While Carter is a huge threat on the perimeter, WVU has Konate on the inside.
The sophomore from Bamako, Mali is third in the country in blocks per game (3.3). He has been known for some monstrous blocks this season, including one against Kansas’ Svi Mykhailiuk earlier this year in Morgantown that made highlight reels everywhere.
“He’s a big body,” Racers senior forward Terrell Miller Jr. said. “He plays hard and that’s all I have seen on him on film that he’s a big body. He plays hard.”
Statistically, those are the two that jump off the pages but the Mountaineers have a talented group of players that contribute. Daxter Miles Jr.’s defensive effort is much better this season. Sophomore Logan Routt has been a solid asset defensively. He sets strong screens and can get to the glass.
Beetle Bolden has also improved tremendously on the defensive side of the ball. Wesley Harris has been effective on the inbounds with that giant wingspan in his opponent’s face.
Nonetheless, WVU isn’t the greatest rebounding team on the defensive side and that is something Murray State is hoping to use to its advantage.
“For us, rebounding on the offensive glass we want to be a strength of our team, regardless of who we are playing, “McMahon said. “It’s an effort-type stat. I think that’s why West Virginia is so good at it on the offensive glass because they’re relentless and we try to do the same thing.
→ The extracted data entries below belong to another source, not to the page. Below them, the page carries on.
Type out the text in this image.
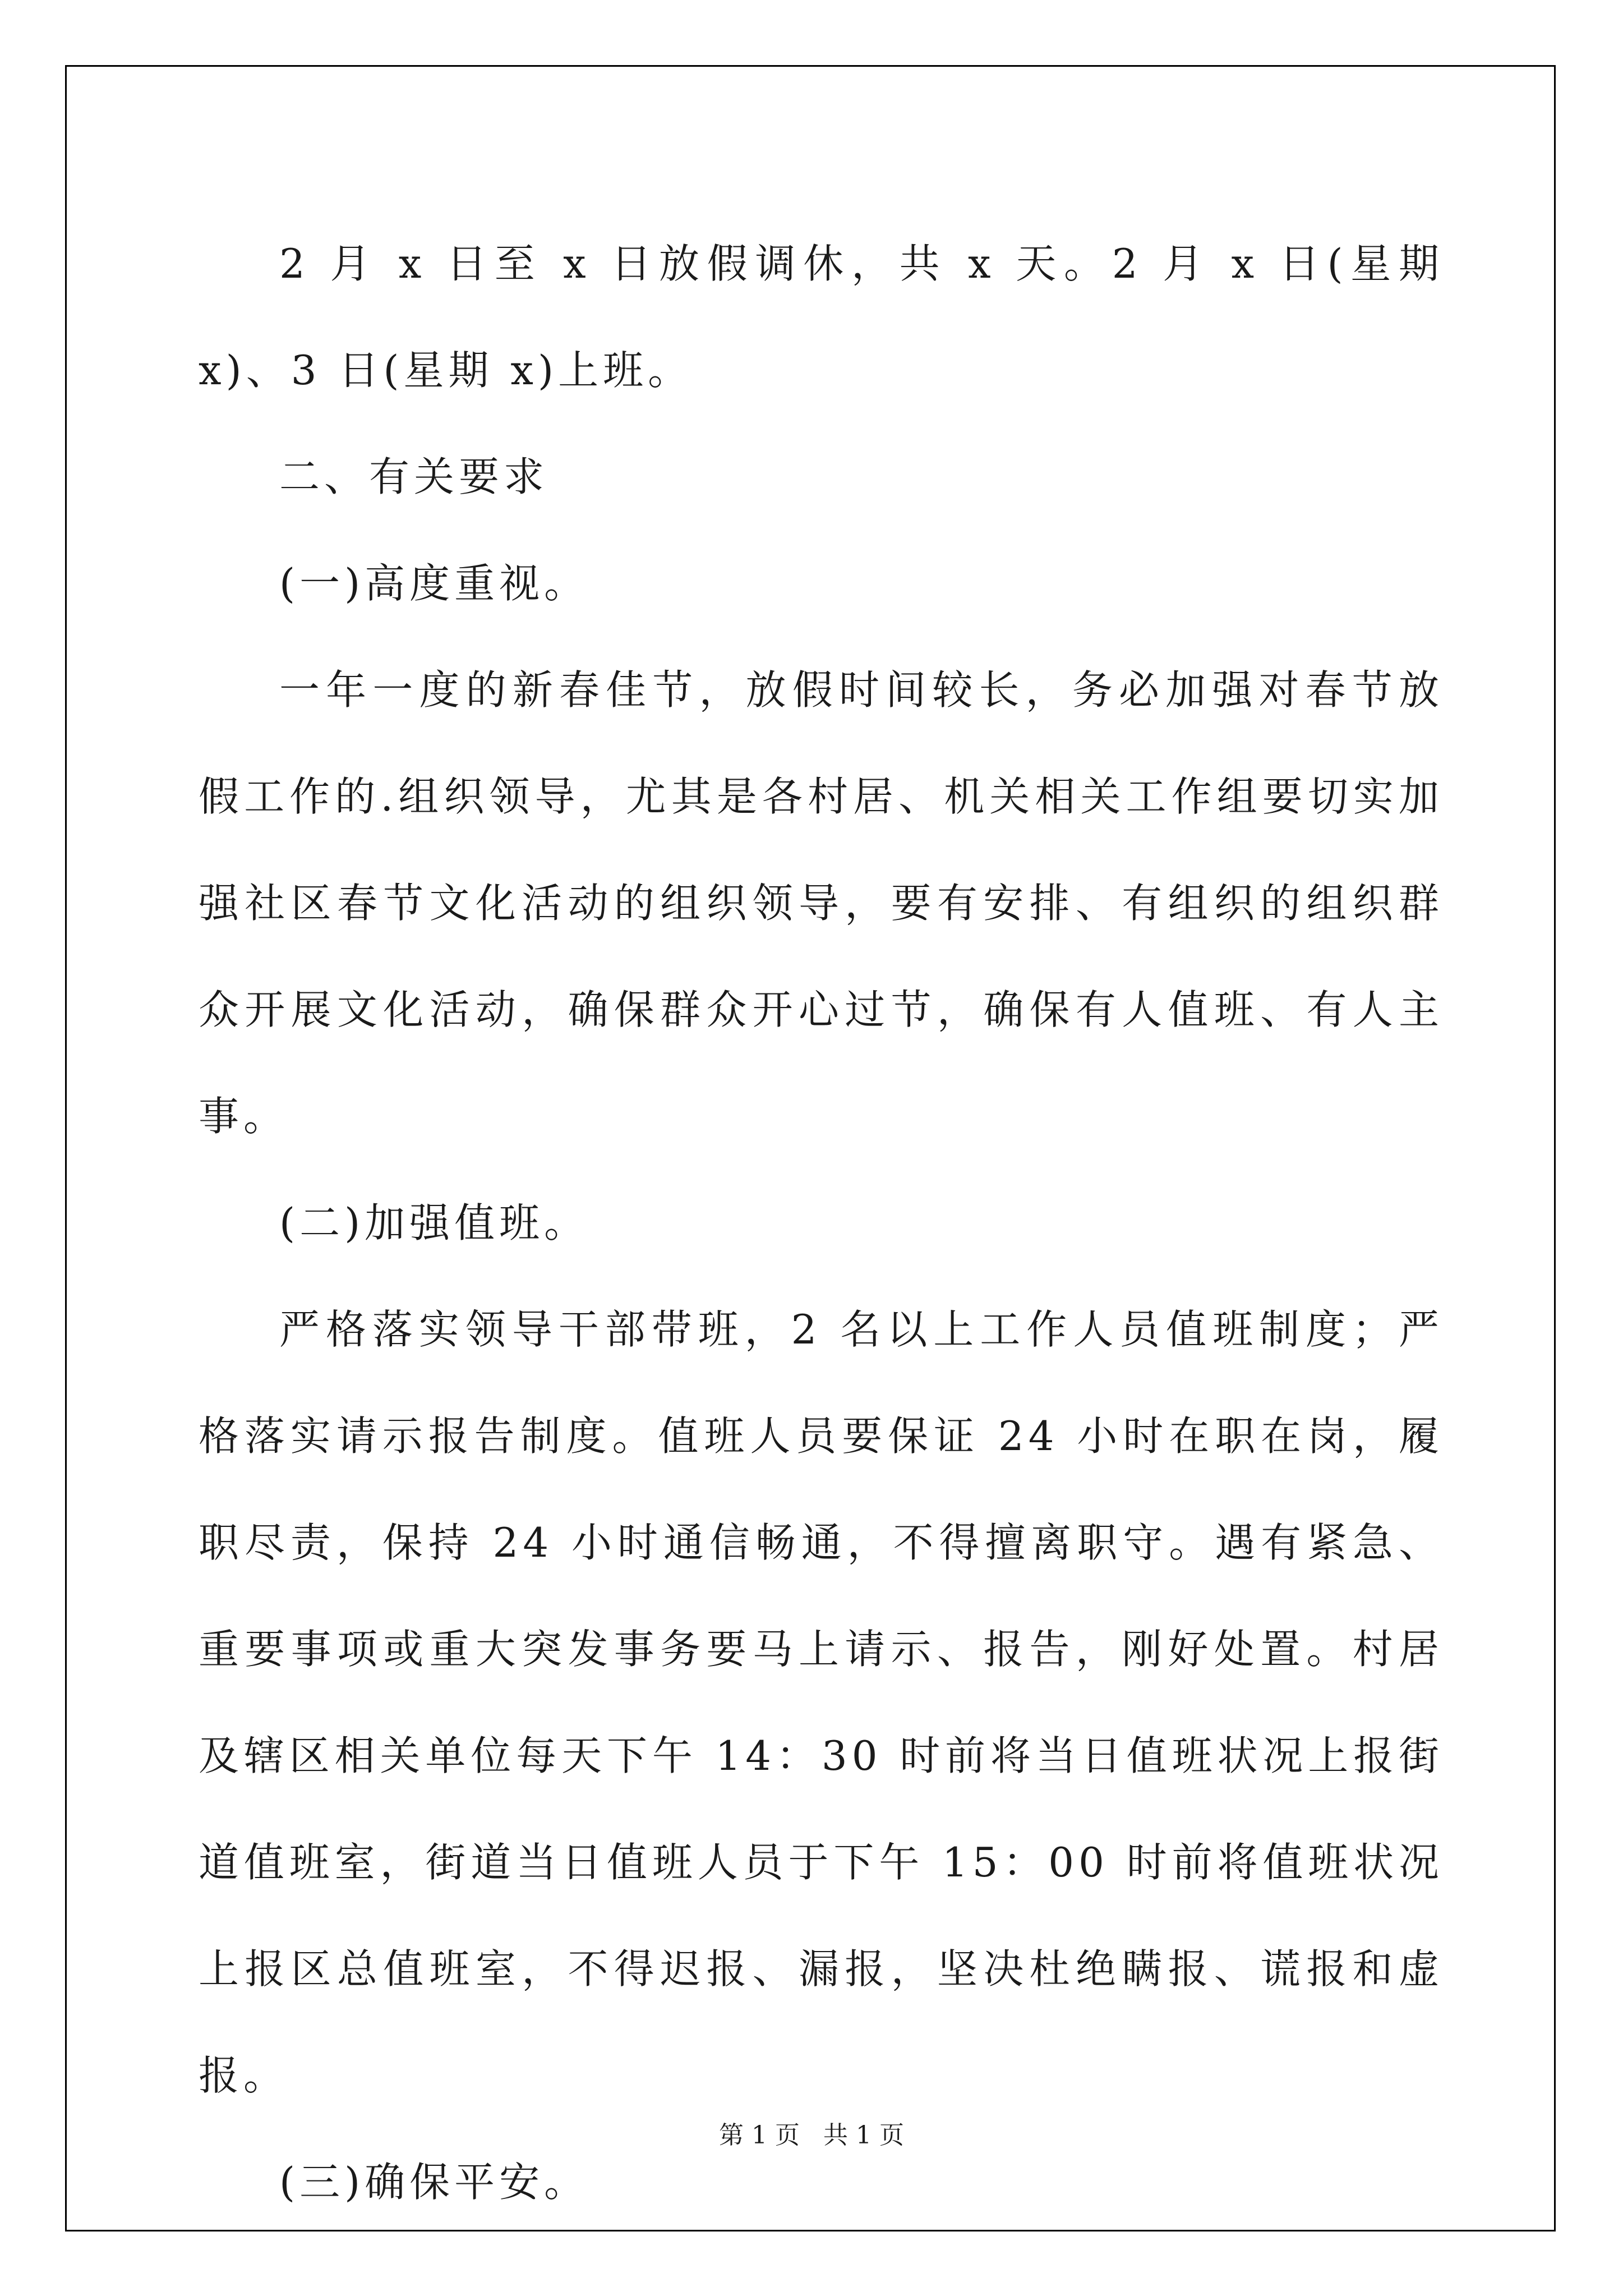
2 月 x 日至 x 日放假调休，共 x 天。2 月 x 日(星期 x)、3 日(星期 x)上班。

二、有关要求

(一)高度重视。

一年一度的新春佳节，放假时间较长，务必加强对春节放假工作的.组织领导，尤其是各村居、机关相关工作组要切实加强社区春节文化活动的组织领导，要有安排、有组织的组织群众开展文化活动，确保群众开心过节，确保有人值班、有人主事。

(二)加强值班。

严格落实领导干部带班，2 名以上工作人员值班制度；严格落实请示报告制度。值班人员要保证 24 小时在职在岗，履职尽责，保持 24 小时通信畅通，不得擅离职守。遇有紧急、重要事项或重大突发事务要马上请示、报告，刚好处置。村居及辖区相关单位每天下午 14：30 时前将当日值班状况上报街道值班室，街道当日值班人员于下午 15：00 时前将值班状况上报区总值班室，不得迟报、漏报，坚决杜绝瞒报、谎报和虚报。

(三)确保平安。

第 1 页   共 1 页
The opponent doesn’t change how we approach offensive rebounding. We want to do it every game, regardless of who we are playing and I think it’s a stat that impacts winning in a huge way.”
And the Racers know if they want to pull off the upset, they will have to win the battle on the boards.
“I think we are going to have to outbound them,” senior guard Jonathan Stark said. “We cannot get outrebounded. We are also going to have to take care of the ball and make good decisions.”
And the size differential doesn’t scare Murray State.
“He told me it’s going to be a man’s game tomorrow and you know whoever rebounds the ball the best is going to win,” Miller said. “Coach knows my mindset and what type of player I am. We might be oversized but hey, we came here to play and lace up our shoes just like they do.”
The Racers have several shooters and skilled offensive players to cause havoc for the Mountaineers.
Stark averages 21.8 points per game and Miller averages 14.7 points. Ja Morant and Stark combine for a dangerous backcourt. Morant (12.6 points, 6.4 assists) can dish the ball out or take it to the basket himself.
As a team, Murray State shot 38 percent from beyond the arc. Even when contesting those shots in the Big 12 Championship, they fell and that ultimately cost WVU.
But the question remains if the Racers can handle the Mountaineers’ aggressive defense.
“It’s going to be a hard-fought game, probably a lot of runs,” Stark said.